This study was undertaken to report clinical presentations and outcomes of CASPR2-IgG-associated seizures.
Mayo Clinic Neuroimmunology database was queried to identify CASPR2-IgG-seropositive (CASPR2-IgG+) patients evaluated at our institution (2009–2019).
Of the 53 CASPR2-IgG+ patients (titer ≥ 1:10), 20 had seizures (38%). All seizure patients were male, with median onset age of 68 years. Eighteen (90%) had seizures at initial presentation. One patient was found to have malignancy (colon adenocarcinoma). Two patients had coexisting LGI1-IgG. Twelve patients had archived sera, which on titration had CASPR2-IgG titers ≥ 1:100. Fifteen patients (75%) met criteria for autoimmune encephalitis. Patients most commonly presented with focal onset, nonmotor seizures with impaired awareness (n = 14, 70%). Eleven patients also had focal motor and/or sensory seizures as one of the seizure semiologies. The majority of patients (n = 11, 55%) developed generalized tonic–clonic seizures during their disease course. Seizure clusters occurred in 12 patients. In addition to seizures, patients developed cognitive disturbance (n = 16, 80%), episodic emotional lability (n = 13, 65%), paroxysmal dizziness (n = 9, 45%), episodic ataxia (n = 6, 30%), and chronic ataxia (n = 9, 45%). Only three patients (15%) had coexisting peripheral nervous system involvement. Frontotemporal or temporal ictal and/or interictal electroencephalographic abnormalities were present among nine patients, and three had multifocal epileptiform abnormalities.

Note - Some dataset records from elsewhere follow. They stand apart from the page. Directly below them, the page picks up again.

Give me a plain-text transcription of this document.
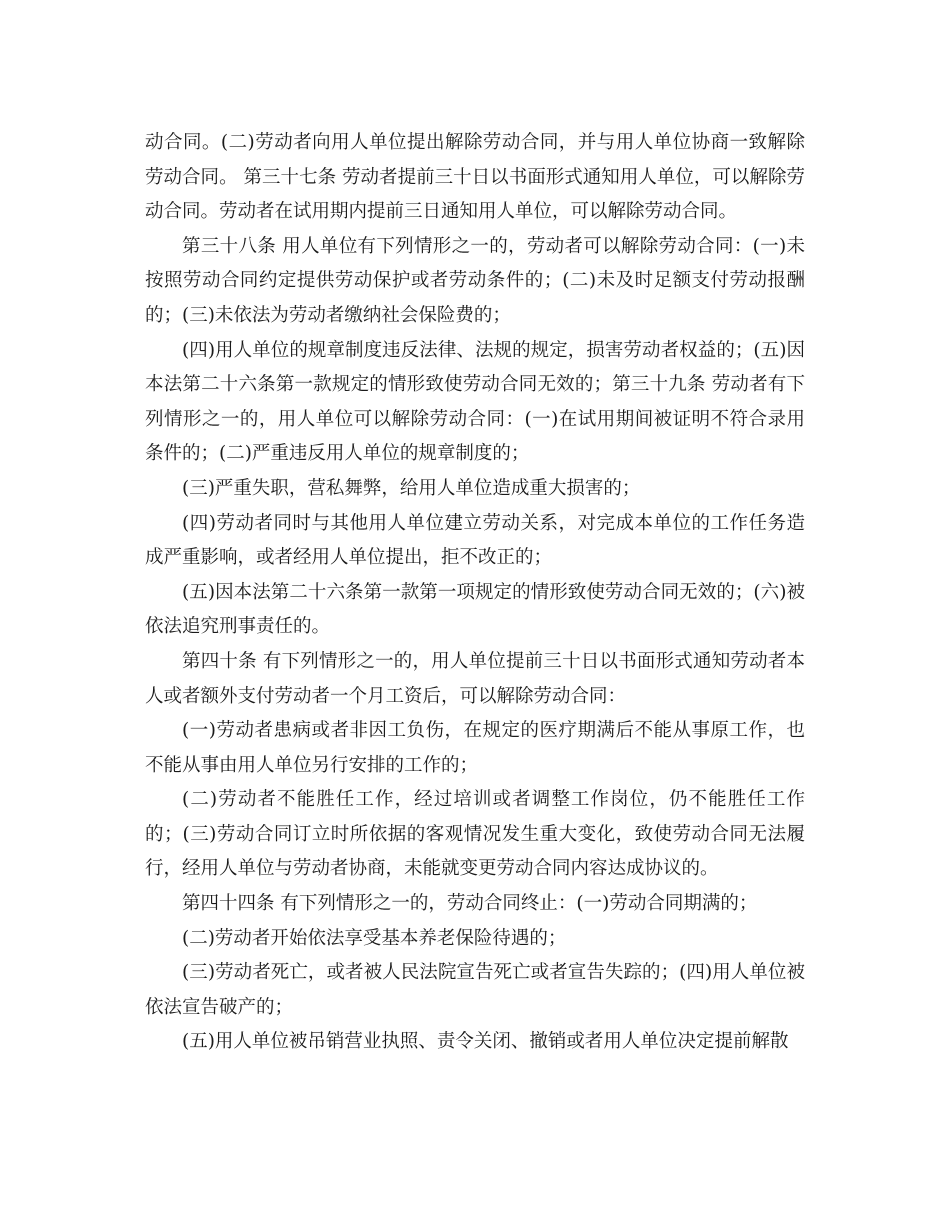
动合同。(二)劳动者向用人单位提出解除劳动合同，并与用人单位协商一致解除劳动合同。 第三十七条 劳动者提前三十日以书面形式通知用人单位，可以解除劳动合同。劳动者在试用期内提前三日通知用人单位，可以解除劳动合同。

第三十八条 用人单位有下列情形之一的，劳动者可以解除劳动合同：(一)未按照劳动合同约定提供劳动保护或者劳动条件的；(二)未及时足额支付劳动报酬的；(三)未依法为劳动者缴纳社会保险费的；

(四)用人单位的规章制度违反法律、法规的规定，损害劳动者权益的；(五)因本法第二十六条第一款规定的情形致使劳动合同无效的；第三十九条 劳动者有下列情形之一的，用人单位可以解除劳动合同：(一)在试用期间被证明不符合录用条件的；(二)严重违反用人单位的规章制度的；

(三)严重失职，营私舞弊，给用人单位造成重大损害的；

(四)劳动者同时与其他用人单位建立劳动关系，对完成本单位的工作任务造成严重影响，或者经用人单位提出，拒不改正的；

(五)因本法第二十六条第一款第一项规定的情形致使劳动合同无效的；(六)被依法追究刑事责任的。

第四十条 有下列情形之一的，用人单位提前三十日以书面形式通知劳动者本人或者额外支付劳动者一个月工资后，可以解除劳动合同：

(一)劳动者患病或者非因工负伤，在规定的医疗期满后不能从事原工作，也不能从事由用人单位另行安排的工作的；

(二)劳动者不能胜任工作，经过培训或者调整工作岗位，仍不能胜任工作的；(三)劳动合同订立时所依据的客观情况发生重大变化，致使劳动合同无法履行，经用人单位与劳动者协商，未能就变更劳动合同内容达成协议的。

第四十四条 有下列情形之一的，劳动合同终止：(一)劳动合同期满的；

(二)劳动者开始依法享受基本养老保险待遇的；

(三)劳动者死亡，或者被人民法院宣告死亡或者宣告失踪的；(四)用人单位被依法宣告破产的；

(五)用人单位被吊销营业执照、责令关闭、撤销或者用人单位决定提前解散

Eight patients (40%) had medial temporal T2/fluid-attenuated inversion recovery hyperintensity on brain magnetic resonance imaging. Elevated cerebrospinal fluid protein and/or lymphocytic pleocytosis was present in most cases (13/14, 93%). Thirteen patients reached seizure freedom following initiation of antiseizure medication (ASM; n = 4) or a combination of immunotherapy and ASM (n = 9). Median duration of follow-up was 25 months (range = 2–136 months).
CASPR2-IgG evaluation should be considered among older male patients with new onset focal seizures and impaired awareness often occurring in clusters with/without features of encephalitis. Coexisting neurological manifestations, including episodic emotional lability, ataxia, and paroxysmal dizziness, also aid in the diagnosis.